A solidification benchmark experiment based on a Sn-10 wt% Pb alloy was performed at the SIMAP Laboratory in Grenoble, France, to investigate the formation of as-cast structure and macro- and mesosegregation (Wang et al., 2009; Hachani et al., 2015). The current study simulated this benchmark using a mixed columnar-equiaxed solidification model. This model was developed by the current authors (Wu et al., 2006), and recently extended to consider the crystal fragmentation of columnar dendrites as the source of equiaxed grains. A satisfactory experiment-simulation agreement in the temperature evolution, the as-cast structure, and the distribution of macro- and mesosegregation, was obtained.

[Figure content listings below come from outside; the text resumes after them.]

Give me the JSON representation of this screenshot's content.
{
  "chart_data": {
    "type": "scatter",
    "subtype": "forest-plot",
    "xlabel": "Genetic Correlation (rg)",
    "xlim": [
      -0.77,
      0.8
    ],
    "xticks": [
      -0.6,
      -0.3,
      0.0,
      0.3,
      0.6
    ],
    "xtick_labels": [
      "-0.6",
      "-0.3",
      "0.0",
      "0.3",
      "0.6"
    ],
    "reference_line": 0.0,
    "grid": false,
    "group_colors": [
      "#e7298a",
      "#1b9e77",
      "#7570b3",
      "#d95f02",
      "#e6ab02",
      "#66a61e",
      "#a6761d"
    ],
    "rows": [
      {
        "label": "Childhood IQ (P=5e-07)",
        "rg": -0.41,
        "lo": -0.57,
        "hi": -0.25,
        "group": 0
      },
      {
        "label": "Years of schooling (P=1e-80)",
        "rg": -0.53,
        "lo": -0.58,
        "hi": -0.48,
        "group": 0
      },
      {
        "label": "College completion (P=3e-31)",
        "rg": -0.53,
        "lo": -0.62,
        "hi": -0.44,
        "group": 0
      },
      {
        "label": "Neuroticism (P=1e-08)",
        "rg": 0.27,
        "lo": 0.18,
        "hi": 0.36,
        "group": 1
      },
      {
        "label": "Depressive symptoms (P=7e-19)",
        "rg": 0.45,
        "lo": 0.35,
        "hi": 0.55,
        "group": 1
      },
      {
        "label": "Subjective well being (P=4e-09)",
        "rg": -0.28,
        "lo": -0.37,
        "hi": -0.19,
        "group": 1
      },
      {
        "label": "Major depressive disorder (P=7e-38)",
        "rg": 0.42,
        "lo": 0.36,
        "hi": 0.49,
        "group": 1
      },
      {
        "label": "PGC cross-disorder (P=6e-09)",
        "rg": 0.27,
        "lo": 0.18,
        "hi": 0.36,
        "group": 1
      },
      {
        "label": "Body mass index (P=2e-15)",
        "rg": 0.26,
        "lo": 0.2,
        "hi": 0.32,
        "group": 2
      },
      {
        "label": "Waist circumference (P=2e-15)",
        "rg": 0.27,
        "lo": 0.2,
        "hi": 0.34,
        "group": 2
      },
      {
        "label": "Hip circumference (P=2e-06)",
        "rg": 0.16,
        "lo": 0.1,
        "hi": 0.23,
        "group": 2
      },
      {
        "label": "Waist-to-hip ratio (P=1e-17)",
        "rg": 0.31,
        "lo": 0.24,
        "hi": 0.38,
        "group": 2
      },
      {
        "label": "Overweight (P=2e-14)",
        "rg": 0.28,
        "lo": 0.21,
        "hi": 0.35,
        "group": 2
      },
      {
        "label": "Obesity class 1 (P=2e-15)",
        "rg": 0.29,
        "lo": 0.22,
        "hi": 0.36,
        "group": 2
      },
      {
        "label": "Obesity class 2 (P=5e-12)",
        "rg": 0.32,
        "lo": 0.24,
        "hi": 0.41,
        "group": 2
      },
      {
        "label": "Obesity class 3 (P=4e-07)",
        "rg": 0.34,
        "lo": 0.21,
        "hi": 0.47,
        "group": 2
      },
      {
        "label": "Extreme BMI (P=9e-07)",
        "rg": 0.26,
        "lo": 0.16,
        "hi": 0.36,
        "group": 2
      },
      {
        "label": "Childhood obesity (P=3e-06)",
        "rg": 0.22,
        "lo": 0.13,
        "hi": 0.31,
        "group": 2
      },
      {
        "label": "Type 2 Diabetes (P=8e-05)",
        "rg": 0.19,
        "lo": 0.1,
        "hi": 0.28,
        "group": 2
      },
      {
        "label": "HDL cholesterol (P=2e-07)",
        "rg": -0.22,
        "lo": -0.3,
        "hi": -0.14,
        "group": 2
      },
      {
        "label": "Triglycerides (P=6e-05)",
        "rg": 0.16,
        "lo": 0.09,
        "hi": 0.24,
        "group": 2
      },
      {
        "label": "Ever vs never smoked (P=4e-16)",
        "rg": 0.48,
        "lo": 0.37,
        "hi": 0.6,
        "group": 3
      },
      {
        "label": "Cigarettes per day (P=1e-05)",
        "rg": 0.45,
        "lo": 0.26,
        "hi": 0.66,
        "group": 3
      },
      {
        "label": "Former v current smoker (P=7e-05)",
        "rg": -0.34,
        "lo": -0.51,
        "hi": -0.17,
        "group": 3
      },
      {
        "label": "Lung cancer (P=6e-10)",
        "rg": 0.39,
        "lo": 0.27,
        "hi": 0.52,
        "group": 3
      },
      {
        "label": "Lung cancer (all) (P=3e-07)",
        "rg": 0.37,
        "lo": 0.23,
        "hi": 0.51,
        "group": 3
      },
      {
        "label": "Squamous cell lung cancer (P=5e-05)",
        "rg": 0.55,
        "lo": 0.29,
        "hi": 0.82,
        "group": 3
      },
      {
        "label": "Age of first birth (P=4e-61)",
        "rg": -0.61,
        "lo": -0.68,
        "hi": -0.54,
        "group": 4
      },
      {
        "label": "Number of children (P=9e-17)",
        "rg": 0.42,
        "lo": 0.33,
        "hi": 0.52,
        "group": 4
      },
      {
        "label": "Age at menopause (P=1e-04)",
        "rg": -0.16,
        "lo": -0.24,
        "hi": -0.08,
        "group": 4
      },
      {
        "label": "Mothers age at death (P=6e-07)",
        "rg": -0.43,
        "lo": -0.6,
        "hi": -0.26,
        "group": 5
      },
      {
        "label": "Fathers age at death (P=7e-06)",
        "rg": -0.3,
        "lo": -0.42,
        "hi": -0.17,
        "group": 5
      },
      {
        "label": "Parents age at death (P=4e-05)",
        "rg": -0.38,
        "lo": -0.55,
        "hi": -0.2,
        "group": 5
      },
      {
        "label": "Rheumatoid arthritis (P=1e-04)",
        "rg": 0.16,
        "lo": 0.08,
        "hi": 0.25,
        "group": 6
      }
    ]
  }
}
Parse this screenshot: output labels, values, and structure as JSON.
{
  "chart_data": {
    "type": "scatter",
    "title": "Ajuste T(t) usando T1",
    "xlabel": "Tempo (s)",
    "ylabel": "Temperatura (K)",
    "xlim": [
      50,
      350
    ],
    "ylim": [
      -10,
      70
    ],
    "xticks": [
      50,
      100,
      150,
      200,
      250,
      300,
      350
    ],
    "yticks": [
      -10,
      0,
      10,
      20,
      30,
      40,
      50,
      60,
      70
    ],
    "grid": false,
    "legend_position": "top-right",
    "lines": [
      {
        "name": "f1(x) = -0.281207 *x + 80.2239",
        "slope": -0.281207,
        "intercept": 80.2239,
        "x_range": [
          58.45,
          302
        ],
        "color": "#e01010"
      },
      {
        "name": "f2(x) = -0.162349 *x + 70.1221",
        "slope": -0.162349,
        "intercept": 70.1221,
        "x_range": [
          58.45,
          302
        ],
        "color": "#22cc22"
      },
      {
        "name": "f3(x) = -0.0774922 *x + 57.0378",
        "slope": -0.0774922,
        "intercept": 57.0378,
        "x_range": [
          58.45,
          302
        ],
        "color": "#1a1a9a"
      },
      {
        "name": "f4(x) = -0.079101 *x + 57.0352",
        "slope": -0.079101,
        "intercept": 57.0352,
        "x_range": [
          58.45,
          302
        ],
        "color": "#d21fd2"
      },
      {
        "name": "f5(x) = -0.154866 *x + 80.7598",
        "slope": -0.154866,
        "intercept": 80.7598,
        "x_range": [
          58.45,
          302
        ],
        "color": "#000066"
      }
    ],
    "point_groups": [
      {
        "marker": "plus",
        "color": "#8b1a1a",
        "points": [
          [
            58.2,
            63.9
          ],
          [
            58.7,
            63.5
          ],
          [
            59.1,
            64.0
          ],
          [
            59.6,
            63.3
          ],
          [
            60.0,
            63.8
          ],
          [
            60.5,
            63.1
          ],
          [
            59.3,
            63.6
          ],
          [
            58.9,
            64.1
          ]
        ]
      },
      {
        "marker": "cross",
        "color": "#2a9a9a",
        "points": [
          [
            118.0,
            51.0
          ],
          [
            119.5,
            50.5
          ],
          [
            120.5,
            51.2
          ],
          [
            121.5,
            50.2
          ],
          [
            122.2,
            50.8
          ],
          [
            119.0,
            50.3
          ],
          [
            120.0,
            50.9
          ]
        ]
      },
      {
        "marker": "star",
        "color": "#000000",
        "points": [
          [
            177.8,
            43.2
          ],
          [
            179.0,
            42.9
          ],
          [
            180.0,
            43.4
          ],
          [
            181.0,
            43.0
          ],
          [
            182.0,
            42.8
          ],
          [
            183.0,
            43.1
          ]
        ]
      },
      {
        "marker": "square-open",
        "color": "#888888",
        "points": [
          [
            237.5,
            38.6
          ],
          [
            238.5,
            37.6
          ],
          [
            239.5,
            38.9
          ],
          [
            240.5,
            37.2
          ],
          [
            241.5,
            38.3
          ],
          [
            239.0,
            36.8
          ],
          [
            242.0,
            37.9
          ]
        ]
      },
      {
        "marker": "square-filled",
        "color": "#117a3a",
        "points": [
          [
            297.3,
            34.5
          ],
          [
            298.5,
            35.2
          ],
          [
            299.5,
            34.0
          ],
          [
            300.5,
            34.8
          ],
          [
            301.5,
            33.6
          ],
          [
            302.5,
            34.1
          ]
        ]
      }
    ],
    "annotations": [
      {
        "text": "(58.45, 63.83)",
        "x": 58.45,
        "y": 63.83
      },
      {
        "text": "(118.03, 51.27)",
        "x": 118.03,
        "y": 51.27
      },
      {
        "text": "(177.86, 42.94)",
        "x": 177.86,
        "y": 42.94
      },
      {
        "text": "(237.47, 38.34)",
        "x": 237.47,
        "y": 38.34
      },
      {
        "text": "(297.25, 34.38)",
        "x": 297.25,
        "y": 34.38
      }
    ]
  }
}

By analysis of the modelling results, new knowledge regarding the formation of the as-cast structure (mixed columnar-equiaxed) was obtained: The fragmentation-induced equiaxed crystals are transported away from the front region of the columnar zone by the melt flow; those crystals continue to grow or re-melt depending on the condition of local constitutional undercooling or supersaturation; the density of the melt varies with the Pb enrichment in the melt, and the equiaxed crystals can settle down or float up through the balance of the flow-induced drag force and the gravity-driven sedimentation; it is the motion of equiaxed crystals that determines the final distribution of the equiaxed zone in this benchmark experiment; the interdendritic flow and its interaction with the solidification in the front region of the columnar zone lead to the formation of segregation channels.